As our interrogations created the false feeling of
potential vulnerability, many of our statements can
confuse the enemy and trap him.
We build the impossible. We say it’s quite the
inexistent. We could imagine that we’re the
invention
of the rival secret forces and then, they could
match us being close to death.
The idea that the text attached to the dog-eat-dog
universe is full of ambiguities that belong to such
texts gives us big hopes.
We’ve decided to let us fall within magnetic fields
that seem to be the very look of the unknown
reader. The latter is nothing but a space and time
concept, which we are to interpret.
The trifle cell, Manhada, doesn’t affect the
reader, as his metabolism is the mirror effect and
the
membrane is his entire visible horizon.
We seem to be in a closed circle. In our
encyclopedic inventory there aren’t any specifications for
such events.
We’re trapped without hope within this simultaneity
excerpted from our homogeneity. Simultaneity is
a temporal reverse of the last three seconds separating us from the convergence point.

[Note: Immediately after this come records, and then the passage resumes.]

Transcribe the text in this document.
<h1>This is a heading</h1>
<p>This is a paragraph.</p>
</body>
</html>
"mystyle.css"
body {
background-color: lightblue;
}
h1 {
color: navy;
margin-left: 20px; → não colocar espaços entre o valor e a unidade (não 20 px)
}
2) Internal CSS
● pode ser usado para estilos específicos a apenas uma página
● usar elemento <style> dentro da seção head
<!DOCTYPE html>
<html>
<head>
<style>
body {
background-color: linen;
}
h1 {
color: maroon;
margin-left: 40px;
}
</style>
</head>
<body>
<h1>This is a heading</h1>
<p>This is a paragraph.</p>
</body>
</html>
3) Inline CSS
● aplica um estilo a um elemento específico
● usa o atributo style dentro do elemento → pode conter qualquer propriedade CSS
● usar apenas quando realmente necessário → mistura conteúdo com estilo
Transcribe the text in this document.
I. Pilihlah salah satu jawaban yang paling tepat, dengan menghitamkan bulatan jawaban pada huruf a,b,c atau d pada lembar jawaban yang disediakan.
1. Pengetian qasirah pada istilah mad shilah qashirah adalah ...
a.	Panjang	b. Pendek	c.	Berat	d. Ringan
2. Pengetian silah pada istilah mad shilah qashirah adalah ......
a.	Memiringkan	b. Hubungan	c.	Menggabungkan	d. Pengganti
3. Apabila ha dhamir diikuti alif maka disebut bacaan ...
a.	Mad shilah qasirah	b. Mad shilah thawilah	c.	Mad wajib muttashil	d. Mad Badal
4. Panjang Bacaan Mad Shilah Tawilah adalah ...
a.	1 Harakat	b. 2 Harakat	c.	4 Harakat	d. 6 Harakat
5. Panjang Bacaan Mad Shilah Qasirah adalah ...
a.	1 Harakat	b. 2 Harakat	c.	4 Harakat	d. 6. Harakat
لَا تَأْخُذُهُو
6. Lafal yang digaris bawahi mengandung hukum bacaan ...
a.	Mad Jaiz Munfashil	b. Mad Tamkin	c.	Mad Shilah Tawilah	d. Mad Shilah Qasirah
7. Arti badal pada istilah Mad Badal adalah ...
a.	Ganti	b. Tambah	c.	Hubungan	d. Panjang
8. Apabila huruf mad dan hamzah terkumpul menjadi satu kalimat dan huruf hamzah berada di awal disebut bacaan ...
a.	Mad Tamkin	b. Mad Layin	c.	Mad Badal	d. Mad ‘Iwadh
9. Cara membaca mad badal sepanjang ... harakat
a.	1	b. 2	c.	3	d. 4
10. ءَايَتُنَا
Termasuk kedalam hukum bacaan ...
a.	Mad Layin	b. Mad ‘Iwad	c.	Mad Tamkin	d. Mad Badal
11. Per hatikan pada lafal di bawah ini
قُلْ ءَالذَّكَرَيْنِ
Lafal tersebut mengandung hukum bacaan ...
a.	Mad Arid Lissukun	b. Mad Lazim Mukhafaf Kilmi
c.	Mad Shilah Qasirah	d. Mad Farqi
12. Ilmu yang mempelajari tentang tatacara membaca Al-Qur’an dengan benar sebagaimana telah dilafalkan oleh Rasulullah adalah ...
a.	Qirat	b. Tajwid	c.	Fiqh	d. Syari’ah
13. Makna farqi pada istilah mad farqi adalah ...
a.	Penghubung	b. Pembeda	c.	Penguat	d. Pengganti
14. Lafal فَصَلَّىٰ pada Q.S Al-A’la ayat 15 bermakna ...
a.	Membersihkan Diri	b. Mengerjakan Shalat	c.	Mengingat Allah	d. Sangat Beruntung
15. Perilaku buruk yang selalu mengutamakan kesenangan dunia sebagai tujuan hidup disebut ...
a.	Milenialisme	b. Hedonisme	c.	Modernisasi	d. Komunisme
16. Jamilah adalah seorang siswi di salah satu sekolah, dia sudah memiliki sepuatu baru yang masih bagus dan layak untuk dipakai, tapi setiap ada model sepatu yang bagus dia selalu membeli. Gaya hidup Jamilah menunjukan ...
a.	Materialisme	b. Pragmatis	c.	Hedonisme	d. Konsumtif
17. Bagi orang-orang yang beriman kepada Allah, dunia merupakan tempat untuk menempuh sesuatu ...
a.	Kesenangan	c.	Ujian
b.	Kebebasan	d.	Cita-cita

Didn’t I build it cleverly?
We could choose death by attacking Manhada. We
could swallow her, turning into a data and
information circle, which will spread through the
dog-eat-dog universe. We could vanish together with
our match under the pressure of magnetic fields.
The unknown reader, whose presence we still
foresee, didn’t access our aspiration. Could the
old
lights bathing our homogeneity call our attention?
Could we then transform it into a strange
attracter, which modifies our narrative and
descriptive
structure of our dog-eat-dog universe?
But what if our experience is just an appearance
come from the noise of the big cities? What if we
could get the copy of the reader putting us in the
impossibility of initiating the procedures of
visualization and interpretation?
We enter again the realm of incertitude while the
rival secret forces approache the convergence
point.
This could be the starting point of our
informational wars from the heart of the big
cities. It could be
the imminent revelation of the secret about which the
spies talked
really frantically during all the summer.
All these make us think of the fact that the
insignificant cell, strange Manhada, was certain of
our
existence in her informational proximity from the
beginning of this fascinating experience.
While we were haunted by incertitude, Manhada had
her own truth, a powerful truth.
That’s why we minutely wove a fine tissue in
which we bustled like the blue whales trapped in
the
steel nets of the hunters.
We suddenly enter the cone of old light of the
dog-eat-dog universe.
We understand that our only salvation would be an
informational reverse. We understand that our
chance would be an illusory narrative structure
that spread out the certainty of this insignificant
cell.
We had to fool Manhada!
We broke the terrible truth of all worlds. We
turned imperfection to horizontality. We turned
into an
endless wall. The wall echoed like our homogeneity
had never existed. Our sound hit Manhada.
Our music secret washed Manhada from head to toe,
maddening her:
“Watch out, I’m gonna fall in love with you!”